Pakistan was trying to end bloodshed when it let the idyllic Swat Valley fall under Islamic law last week. Instead, it has emboldened the Taliban and prompted an invitation — however improbable — for Osama bin Laden.
The local spokesman for the Taliban, which control the valley, said he'd welcome militants bent on battling U.S. troops and their Arab allies if they want to settle there.
"Osama can come here. Sure, like a brother they can stay anywhere they want," Muslim Khan said in a two-hour interview Friday, his first with a foreign journalist since Islamic law was imposed. "Yes, we will help them and protect them."
Khan spoke in halting English he learned during four years painting houses in the U.S. before returning to Swat in 2002. He averted his eyes as he spoke to a female journalist, in line with his strict understanding of Islam.
Pakistan reacted with alarm to his comments, saying it would never let him shelter the likes of bin Laden.
"We would have to go for the military operation. We would have to apply force again," said Information Minister Qamar Zaman Kaira. "We simply condemn this. We are fighting this war against al-Qaida and the Taliban."
But it is far from clear that the government has the means to do much of anything in the Swat Valley. It agreed to Islamic law in the region — drawing international condemnation — after trying and failing to defeat the Taliban in fighting marked by brutal beheadings that killed more than 850 people over two years.
"We lost the war. We negotiated from a position of weakness," said Afrasiab Khattak, a leader of the Awami National Party, which governs the province that includes Swat. He said the region's police force is too underpaid, undertrained and underequipped to take on the militants.
At the behest of the National Assembly, President Asif Ali Zardari last week signed off on a regulation establishing Islamic law throughout the Malakand Division, a strategic territory bordering Afghanistan, and Pakistan's tribal belt where bin Laden has long been rumored to be hiding. The Swat Valley, where tourists once flocked to enjoy Alpine-like scenery, is part of the area.

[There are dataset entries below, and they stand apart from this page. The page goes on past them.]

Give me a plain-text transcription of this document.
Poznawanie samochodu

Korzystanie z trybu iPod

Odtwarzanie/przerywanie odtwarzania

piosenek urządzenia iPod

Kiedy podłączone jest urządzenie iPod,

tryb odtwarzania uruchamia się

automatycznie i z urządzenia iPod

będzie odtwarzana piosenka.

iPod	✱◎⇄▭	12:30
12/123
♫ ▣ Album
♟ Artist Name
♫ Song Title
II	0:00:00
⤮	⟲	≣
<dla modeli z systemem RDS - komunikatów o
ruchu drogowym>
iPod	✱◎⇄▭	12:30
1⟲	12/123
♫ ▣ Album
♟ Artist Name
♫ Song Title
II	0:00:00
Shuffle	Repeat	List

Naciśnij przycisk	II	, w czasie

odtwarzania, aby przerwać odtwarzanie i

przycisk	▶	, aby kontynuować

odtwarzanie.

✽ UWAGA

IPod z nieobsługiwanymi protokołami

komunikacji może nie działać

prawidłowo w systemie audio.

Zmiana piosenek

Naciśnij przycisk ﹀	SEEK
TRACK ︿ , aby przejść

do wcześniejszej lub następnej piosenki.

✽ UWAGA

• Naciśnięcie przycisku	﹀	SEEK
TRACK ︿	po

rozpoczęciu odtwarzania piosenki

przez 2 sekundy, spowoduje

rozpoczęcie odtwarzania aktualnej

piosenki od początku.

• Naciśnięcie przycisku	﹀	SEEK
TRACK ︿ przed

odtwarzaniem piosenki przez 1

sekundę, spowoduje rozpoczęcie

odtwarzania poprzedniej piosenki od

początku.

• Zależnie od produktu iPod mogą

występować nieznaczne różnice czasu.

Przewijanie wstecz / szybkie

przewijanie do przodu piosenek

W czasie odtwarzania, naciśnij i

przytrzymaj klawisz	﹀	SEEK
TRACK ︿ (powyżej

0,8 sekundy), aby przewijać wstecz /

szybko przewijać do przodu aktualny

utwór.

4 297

Whether Swat someday proves an alluring haven for bin Laden could depend on how threatened he feels in his current location, and how successful the Taliban militants are in keeping state forces at bay there.
U.S. officials said they would work with Pakistan to make sure militants aren't safe anywhere.
"With regard to Mullah Omar and Osama bin Laden, this is not a place where they should be welcome. We believe ... that violent extremists need to be confronted," State Department spokesman Robert Wood said Monday.